When Sue gets up, Jude gives her some supper and they begin talking. Sue does not know Latin or Greek but has read most of the classics in translation along with much other serious literature. She confides in Jude that she developed her literary preferences from a Christminster undergraduate with whom she became very friendly at the age of eighteen. She had even lived with him in London for fifteen months, although not as a lover. They would read and go on trips together, and he later became a reporter for a London newspaper. He eventually died of tuberculosis and left Sue some of his money. Jude is astonished at Sue's story and is puzzled at the strange combination of innocence and unconventionality in her.
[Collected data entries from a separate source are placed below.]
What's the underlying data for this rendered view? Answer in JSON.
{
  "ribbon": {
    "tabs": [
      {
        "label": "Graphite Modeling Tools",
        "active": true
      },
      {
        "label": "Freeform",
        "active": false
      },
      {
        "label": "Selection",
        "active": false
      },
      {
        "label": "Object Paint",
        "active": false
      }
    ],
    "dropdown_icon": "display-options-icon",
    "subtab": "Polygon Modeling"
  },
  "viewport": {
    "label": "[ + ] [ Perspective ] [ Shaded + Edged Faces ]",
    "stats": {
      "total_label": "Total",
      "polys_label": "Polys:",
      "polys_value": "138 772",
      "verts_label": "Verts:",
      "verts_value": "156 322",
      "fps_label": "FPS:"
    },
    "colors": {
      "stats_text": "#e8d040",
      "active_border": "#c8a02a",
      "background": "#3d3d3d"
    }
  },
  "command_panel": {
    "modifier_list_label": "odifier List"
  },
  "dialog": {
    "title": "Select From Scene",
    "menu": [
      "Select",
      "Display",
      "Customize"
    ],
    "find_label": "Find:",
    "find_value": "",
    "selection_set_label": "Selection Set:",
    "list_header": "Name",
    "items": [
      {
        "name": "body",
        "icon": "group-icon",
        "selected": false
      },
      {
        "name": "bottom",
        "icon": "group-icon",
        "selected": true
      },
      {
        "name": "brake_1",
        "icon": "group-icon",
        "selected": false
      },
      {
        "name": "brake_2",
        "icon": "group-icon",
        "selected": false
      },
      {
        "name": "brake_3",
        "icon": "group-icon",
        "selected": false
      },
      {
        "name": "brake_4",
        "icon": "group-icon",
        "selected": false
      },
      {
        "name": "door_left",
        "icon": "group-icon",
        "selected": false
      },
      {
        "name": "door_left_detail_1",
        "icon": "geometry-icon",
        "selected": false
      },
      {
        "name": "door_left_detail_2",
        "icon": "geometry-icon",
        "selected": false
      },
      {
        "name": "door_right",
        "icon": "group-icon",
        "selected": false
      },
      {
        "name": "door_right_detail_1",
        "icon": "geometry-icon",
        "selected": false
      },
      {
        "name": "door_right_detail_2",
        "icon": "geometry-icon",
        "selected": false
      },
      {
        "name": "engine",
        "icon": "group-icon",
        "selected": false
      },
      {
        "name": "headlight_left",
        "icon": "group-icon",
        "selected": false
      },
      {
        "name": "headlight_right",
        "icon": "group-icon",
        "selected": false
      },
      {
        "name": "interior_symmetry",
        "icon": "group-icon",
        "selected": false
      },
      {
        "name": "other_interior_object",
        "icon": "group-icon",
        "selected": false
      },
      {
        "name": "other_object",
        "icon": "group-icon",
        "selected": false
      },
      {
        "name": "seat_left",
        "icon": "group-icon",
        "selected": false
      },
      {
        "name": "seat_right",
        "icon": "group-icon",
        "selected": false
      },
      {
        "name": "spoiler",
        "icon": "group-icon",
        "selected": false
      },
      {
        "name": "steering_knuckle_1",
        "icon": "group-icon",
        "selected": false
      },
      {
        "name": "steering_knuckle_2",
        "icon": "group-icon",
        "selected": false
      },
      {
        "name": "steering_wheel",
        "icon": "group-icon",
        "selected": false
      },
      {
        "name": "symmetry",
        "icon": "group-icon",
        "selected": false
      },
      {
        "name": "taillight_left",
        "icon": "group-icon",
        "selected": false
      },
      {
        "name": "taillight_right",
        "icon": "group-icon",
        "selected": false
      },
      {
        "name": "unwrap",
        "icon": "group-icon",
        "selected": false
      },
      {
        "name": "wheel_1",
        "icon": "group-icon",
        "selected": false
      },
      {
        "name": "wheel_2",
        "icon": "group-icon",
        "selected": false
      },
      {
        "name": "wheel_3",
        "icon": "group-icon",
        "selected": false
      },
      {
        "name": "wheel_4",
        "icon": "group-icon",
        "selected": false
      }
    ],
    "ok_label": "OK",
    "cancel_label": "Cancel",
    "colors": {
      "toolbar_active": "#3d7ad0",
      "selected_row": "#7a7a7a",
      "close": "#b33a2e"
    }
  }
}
When Jude asks her to join him in his nightly prayers, she refuses vehemently, criticizing religion and the intellectual life of Christminster. She offers to make a new copy of the New Testament for Jude, arranging the books chronologically, and is particularly critical of the conventional Christian interpretation of the Song of Solomon. They are on the verge of quarreling when Sue confesses she had expected Jude to be a kind of comrade and intellectual companion. Now she finds him too conservative. Jude, in turn, wishes that like her, he could accept her as a friend and forget her sex. They both eventually drop off to sleep in their chairs, as they are overcome with fatigue.

Notes

This is one of the most important chapters in the novel. The dialogue between Sue and Jude reveals the great difference in their views. Jude is conventionally Christian in his beliefs, while Sue is unabashedly agnostic, attacking Jude's most cherished views. Sue refuses to pray with him, saying she does not want to seem like a hypocrite. She has rearranged the New Testament for herself (beginning with Thessalonians, followed by the Epistles, and ending with the Gospels) and has had the whole volume rebound. She criticizes the Song of Solomon and condemns the ecclesiastical interpretation of it as misinterpreting the Bible. She believes it should be taken literally, as a celebration of human love, not divine love. Jude is shocked and pained at her criticism and describes her as "quite Voltairean." (Voltaire was the leading philosopher of the French Enlightenment. His views often challenged the authority of the Catholic Church.) The extent of her reading--the Greek classics, Catullus Martial, Juvenal, Boccacio, Defoe, Smolett, Fielding, Shakespeare and the Bible--amazes him. An "educated" girl in Victorian times would have learned sewing, music and painting, but not philosophy. Jude finds Sue's religious views shocking. Her condemnation of Christminster's intellectual life as "new wine in old bottles" dismays him. Jude still feels Christminster has in it "much that is glorious" and still decides to take Christianity on trust: "I suppose one must take some things on trust. Life isn't long enough to work out everything on Euclid problems before you believe it. I take Christianity."

Sue's attitude to the opposite sex is one of honesty and independence. She is extremely unconventional in her emphasis on the possibility of friendship without sex. "I have no fear of men . . . I have mixed with them almost as one of their own sex." Jude is amazed at her story of living with the London writer and yet refusing to be his mistress. She seems to be a strange mixture of boldness and innocent idealism. Sue wishes she could have Jude as a comrade. "I did want to ennoble some man to high aims," she confesses to him. Jude also wishes they would be just friends and realizes that she is "nearer to him than any other women he had ever met."